主な機能
・包括的レビュー(システマティックレビュー/メタアナリシス:SR/MA)などの集約化された文献から優先して回答してもらうように対応
・GRADE評価(的な)提案を入れてもらう
・テキストエリアで日本語変換中に途中送信してしまうエラーに対応(地味に嬉しい)
なぜ集約化された文献を優先的に検索するようにしているかは以前のエントリ記事を参照いただければと思います。
https://note.com/embed/notes/ne2139f6ab3bc
Q: 文献検索をする上では ChatGPT GPT-5 thinking のほうが優れている?
A:はい、優れています。新しい知見の創出という研究用途で、まだSR/MAが出るほど集約されていない領域では特に、GPT-5 thinking を使うほうが良いと思います。
GPT-5 thinking の活用法については、@genkAIjokyoさんのブログエントリに詳しいです。
https://note.com/embed/notes/n6426e5fbf51e
Q: ではOpenEvidenceの優位性は?
A: 無料で使える(GPT-5 thinking は有料)ので、組織全体のボトムアップで導入したいときには選択肢の一つとなります。SR/MAなどの知見が集積されている領域では、手軽に素早くスタンダードな知見を知ることができます。
GPT-5 Thinkingは例えるなら光学望遠鏡です。
まだエビデンスが集積されていないまばらなエリアでも、さすが現在の最新モデル、といった感じで、遠い星を見つけたり、少ない星から星座を描いたりするのが得意で、未知の領域に仮説というラインを引くのがうまいと感じます。
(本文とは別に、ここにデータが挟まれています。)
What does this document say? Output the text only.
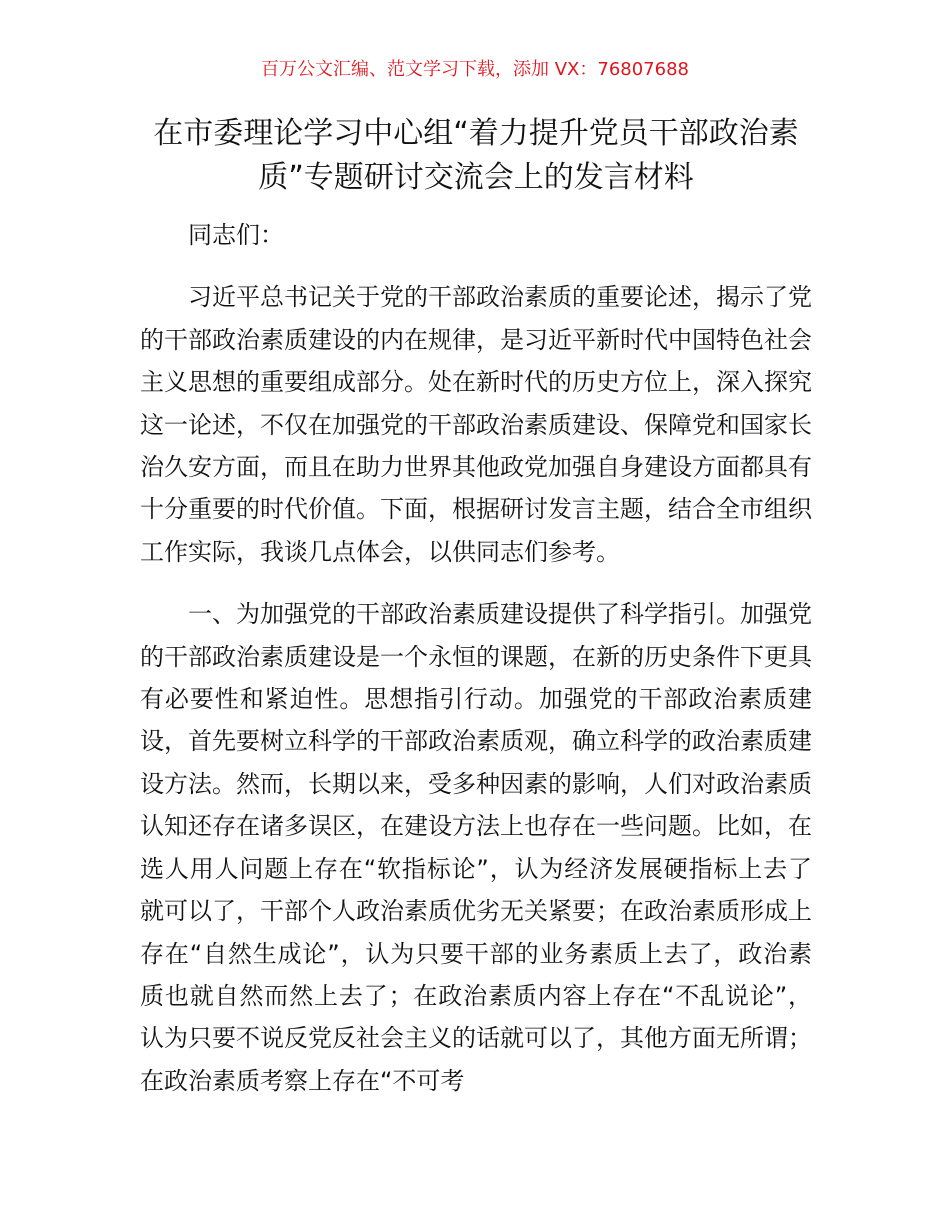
百万公文汇编、范文学习下载，添加 VX：76807688
在市委理论学习中心组“着力提升党员干部政治素质”专题研讨交流会上的发言材料

同志们：

习近平总书记关于党的干部政治素质的重要论述，揭示了党的干部政治素质建设的内在规律，是习近平新时代中国特色社会主义思想的重要组成部分。处在新时代的历史方位上，深入探究这一论述，不仅在加强党的干部政治素质建设、保障党和国家长治久安方面，而且在助力世界其他政党加强自身建设方面都具有十分重要的时代价值。下面，根据研讨发言主题，结合全市组织工作实际，我谈几点体会，以供同志们参考。

一、为加强党的干部政治素质建设提供了科学指引。加强党的干部政治素质建设是一个永恒的课题，在新的历史条件下更具有必要性和紧迫性。思想指引行动。加强党的干部政治素质建设，首先要树立科学的干部政治素质观，确立科学的政治素质建设方法。然而，长期以来，受多种因素的影响，人们对政治素质认知还存在诸多误区，在建设方法上也存在一些问题。比如，在选人用人问题上存在“软指标论”，认为经济发展硬指标上去了就可以了，干部个人政治素质优劣无关紧要；在政治素质形成上存在“自然生成论”，认为只要干部的业务素质上去了，政治素质也就自然而然上去了；在政治素质内容上存在“不乱说论”，认为只要不说反党反社会主义的话就可以了，其他方面无所谓；在政治素质考察上存在“不可考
その一方で、倍率も口径も贅沢に盛った望遠鏡は設営にひと工夫が必要で、解析の時間もそれなりにかかると感じます。
一方でOpenEvidenceは双眼鏡です。
エビデンスが集積されているエリアでは、近くを素早く拡大して概要を確かめることができます(一方でとっても遠くにあるのは頑張っても焦点が合わない。GPT-5 thinkingの出番です。)。すでにエビデンスが積み上がっている領域では、AIがRCTを見つけて解説を並べてくれても、人間が吟味して統合した包括的レビューがすでに存在するなら、まずはそちらを確認したほうが早く安全で確実です。SR/MAから先に当たるほうが、我々の批判的吟味のコストが減り、忙しい臨床時間のなかでも効率良く臨床的疑問の解を探すことができます。
さらに、OpenEvidenceは無料で提供されているため、うまく使えば情報アクセスの格差を縮められると考えます。
改めて機能紹介
やったことは単純ですが、毎回の面倒と事故をまとめて減らす工夫を詰め込んだつもりです。まず、検索語の末尾に「SR/MAに基づく解説とGRADEに沿った推奨を」という英語プロンプトを自動で付けるようにして、6Sピラミッドの上位から答えに当たってもらうようにしています。さらに、入力欄で日本語変換中に送信される問題に対応しています。
このページから拡張機能を追加できます。
アドレスバーで「oe + スペース」もしくは、アイコンをクリックするとOpenEvidenceの検索窓が出現します。送信ボタンを押せば「Provide a comprehensive explanation drawing on systematic reviews and meta-analyses (SR/MA), and list recommendations according to the GRADE system.」が自動的に検索語の後ろに追加されます。(検索語はオプションから自分でカスタマイズ可能です)。余談ですが、スマホのアプリで使うときは私は「おえ(OpenEvidence)」で上記の検索語がでるように単語登録して使っています。単純な機能ですが、普通に入力した場合とぜひ比べてみてください。